Thursday, November 18, 2010

Awk made easy..

AWK SYNTAX:
-----------

awk 'BEGIN{xxx} {yyy} END{zzz}'

xxx - Do all the initializations
yyy - Do the processing/calculations on the input data
zzz - Do the final action, like printing etc.,

Basically BEGIN & END are special blocks.
The yyy block is the main part which will be excuted for each input line.

EXAMPLES:
----------

1) echo "5 10" | awk 'BEGIN{SUM=0} {SUM=SUM+$1+$2} END{print SUM}' //One input line
- This will print 15.
- SUM will be initialized to 0 once in the beginning.
- $1,$2 - first and second argument
- 'print SUM' will print the value once in the END.

2) echo -e "5 10 \n 15 20" | awk 'BEGIN{SUM=0} {SUM=SUM+$1+$2} END{print SUM}' //Two input lines
- This will print 50.
- Basically if there are multiple lines, then awk will do the calculation part(MIDDLE) for each input line.
- But the BEGIN will be executed only once in the beginning. That's why SUM is not reset to 0 everytime.
- Sameway END will be executed only once in the end, That's why the result is printed only once.

MORE EXAMPLES:
--------------

All the three sections in awk are optional. This is explained in the following cases.

1) If you don't have anything to initialize, then you can skip the BEGIN part.
E.g., echo -e "5 10 \n 15 20" | awk '{SUM=SUM+$1} END{print SUM}'
- This will print 20. Sum of the first colum in the two input rows.

2) If you don't have anything to do in the end, then you can skip the END part.
E.g., echo -e "5 10 \n 15 20" | awk '{SUM=SUM+$1}'
- This will just add the first column, but does't print anything. Kind of useless.
E.g., echo -e "5 10 \n 15 20" | awk '{print $1}'
- This is very useful. It just prints the first column of each input row.
Output: 5
15
- This is especially useful in scripting, when you want to extract a column or something like that.

3) If you just want to do something at the end, then you can skip the calculation part also.
E.g., echo -e "5 10 \n 15 20" | awk 'END {print $2}'
- This will print 20, which is the 2nd argument of the last line. This is also pretty useless, without the calculation part.


SOME REAL WORLD EXAMPLES:
--------------------------

1) If you want to extract only the size of the files in 'ls -l' output and print it:
E.g., ls -l | awk '{print $5}' //Very easy right.
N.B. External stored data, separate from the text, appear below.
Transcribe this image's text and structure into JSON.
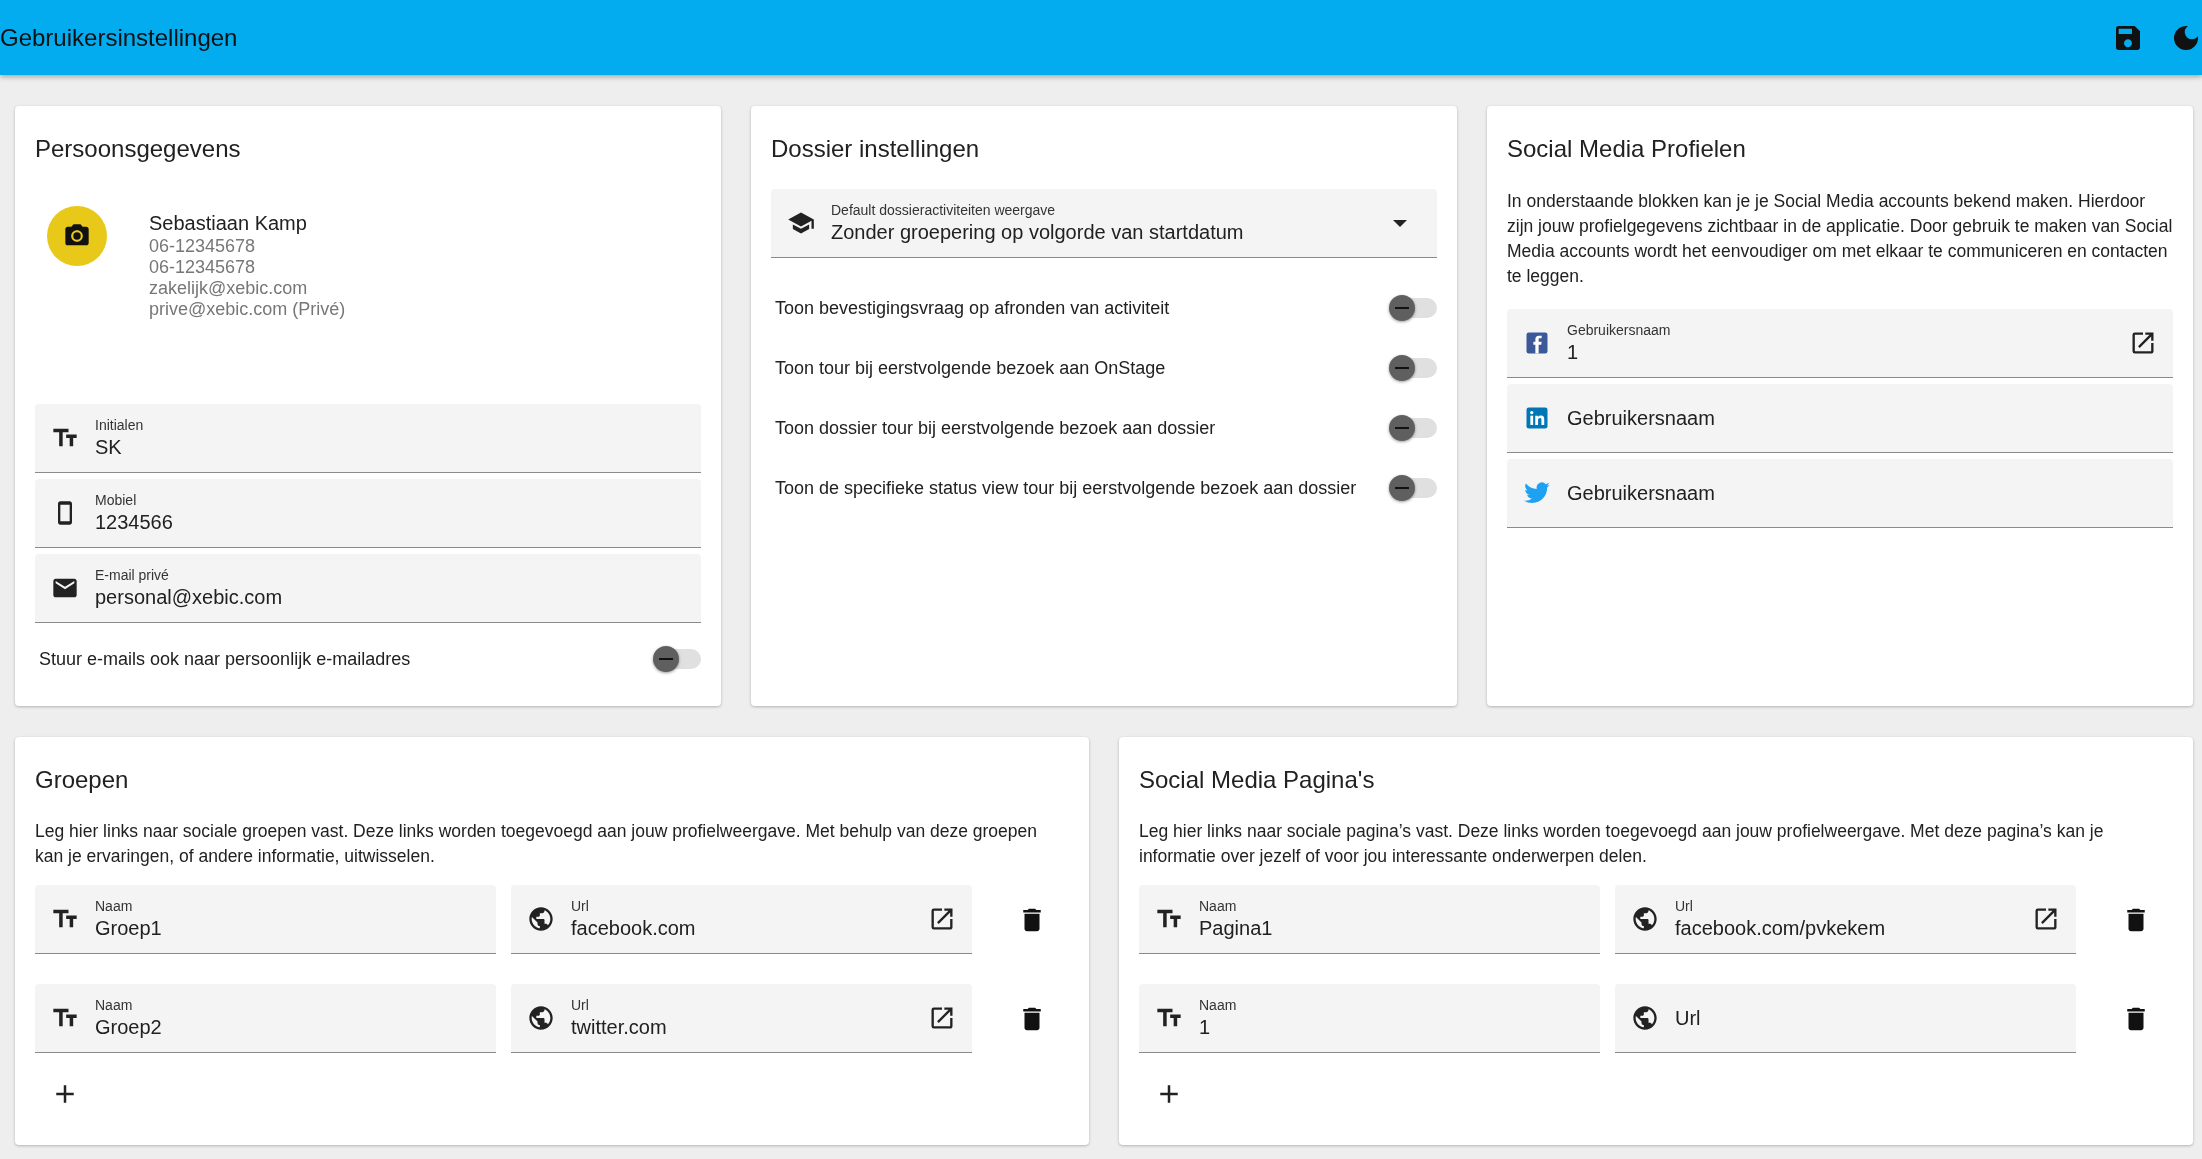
{
  "app_bar": {
    "title": "Gebruikersinstellingen"
  },
  "personal": {
    "title": "Persoonsgegevens",
    "name": "Sebastiaan Kamp",
    "details": [
      "06-12345678",
      "06-12345678",
      "zakelijk@xebic.com",
      "prive@xebic.com (Privé)"
    ],
    "fields": [
      {
        "kind": "text",
        "label": "Initialen",
        "value": "SK"
      },
      {
        "kind": "phone",
        "label": "Mobiel",
        "value": "1234566"
      },
      {
        "kind": "mail",
        "label": "E-mail privé",
        "value": "personal@xebic.com"
      }
    ],
    "toggle": {
      "label": "Stuur e-mails ook naar persoonlijk e-mailadres",
      "on": false
    }
  },
  "dossier": {
    "title": "Dossier instellingen",
    "select": {
      "label": "Default dossieractiviteiten weergave",
      "value": "Zonder groepering op volgorde van startdatum"
    },
    "toggles": [
      {
        "label": "Toon bevestigingsvraag op afronden van activiteit",
        "on": false
      },
      {
        "label": "Toon tour bij eerstvolgende bezoek aan OnStage",
        "on": false
      },
      {
        "label": "Toon dossier tour bij eerstvolgende bezoek aan dossier",
        "on": false
      },
      {
        "label": "Toon de specifieke status view tour bij eerstvolgende bezoek aan dossier",
        "on": false
      }
    ]
  },
  "social_profiles": {
    "title": "Social Media Profielen",
    "description": "In onderstaande blokken kan je je Social Media accounts bekend maken. Hierdoor zijn jouw profielgegevens zichtbaar in de applicatie. Door gebruik te maken van Social Media accounts wordt het eenvoudiger om met elkaar te communiceren en contacten te leggen.",
    "fields": [
      {
        "kind": "facebook",
        "label": "Gebruikersnaam",
        "value": "1"
      },
      {
        "kind": "linkedin",
        "label": "Gebruikersnaam"
      },
      {
        "kind": "twitter",
        "label": "Gebruikersnaam"
      }
    ]
  },
  "groups": {
    "title": "Groepen",
    "description": "Leg hier links naar sociale groepen vast. Deze links worden toegevoegd aan jouw profielweergave. Met behulp van deze groepen kan je ervaringen, of andere informatie, uitwisselen.",
    "rows": [
      {
        "name": {
          "label": "Naam",
          "value": "Groep1"
        },
        "url": {
          "label": "Url",
          "value": "facebook.com"
        }
      },
      {
        "name": {
          "label": "Naam",
          "value": "Groep2"
        },
        "url": {
          "label": "Url",
          "value": "twitter.com"
        }
      }
    ]
  },
  "pages": {
    "title": "Social Media Pagina's",
    "description": "Leg hier links naar sociale pagina’s vast. Deze links worden toegevoegd aan jouw profielweergave. Met deze pagina’s kan je informatie over jezelf of voor jou interessante onderwerpen delen.",
    "rows": [
      {
        "name": {
          "label": "Naam",
          "value": "Pagina1"
        },
        "url": {
          "label": "Url",
          "value": "facebook.com/pvkekem"
        }
      },
      {
        "name": {
          "label": "Naam",
          "value": "1"
        },
        "url": {
          "label": "Url"
        }
      }
    ]
  }
}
2) If you want to extract the size of the files in 'ls -l' and print only the Total size:
E.g., ls -l | awk '{SUM=SUM+$5} END{ print "Total="SUM }'
Print the size in KiloBytes: ( c like printf )
E.g., ls -l | awk '{SUM=SUM+$5} END{ printf("Total= %0.3f\n",SUM/1024) }'

3) If you want to print the size & name of the individual files and also the Total size:
E.g., ls -l | awk '{SUM=SUM+$5 ; print $5,$8} END{print "Total="SUM}'
Note that here we are printing in the calculation part also, which is executed once for each input line.
So we get the individual file sizes and names.
In the END, we print the total size.

Special Variables in awk:
FS - Field seperator ( default blank spaces )
NR - Line number
FNR - Line number in current file
$0 - All the fields in a line


4) In the above examples, 'ls -l' output is space seperated. What if it is seperated by a ":" or some other delimiter ?
Then we have to specify the delimiter manually in BEGIN block. (just like -d option for cut)
E.g., cat /etc/passwd | awk 'BEGIN {FS=":"} {print $1}'
- This will print all the usernames from the /etc/passwd file.
- Note the FS variable. It is the variable used to specify Field Seperator.


5) Preceeding each line in a file with its line number:
E.g., awk '{ print FNR,$0 }' /etc/passwd
- This will output all the lines preceeded by its line number. You can specify multiple files also.

6) Pass variables from SHELL to AWK . Use the -v option and assign the shell variables.
E.g., ls | awk -v a=$PWD '{ printf("%s/%s\n",a,$0) }'



Note: These are some very basic usages of awk. awk is a very powerful tool with a lot of functionality.
Once you get comfortable with these basic usecases, you can easily extend your knowledge of awk further.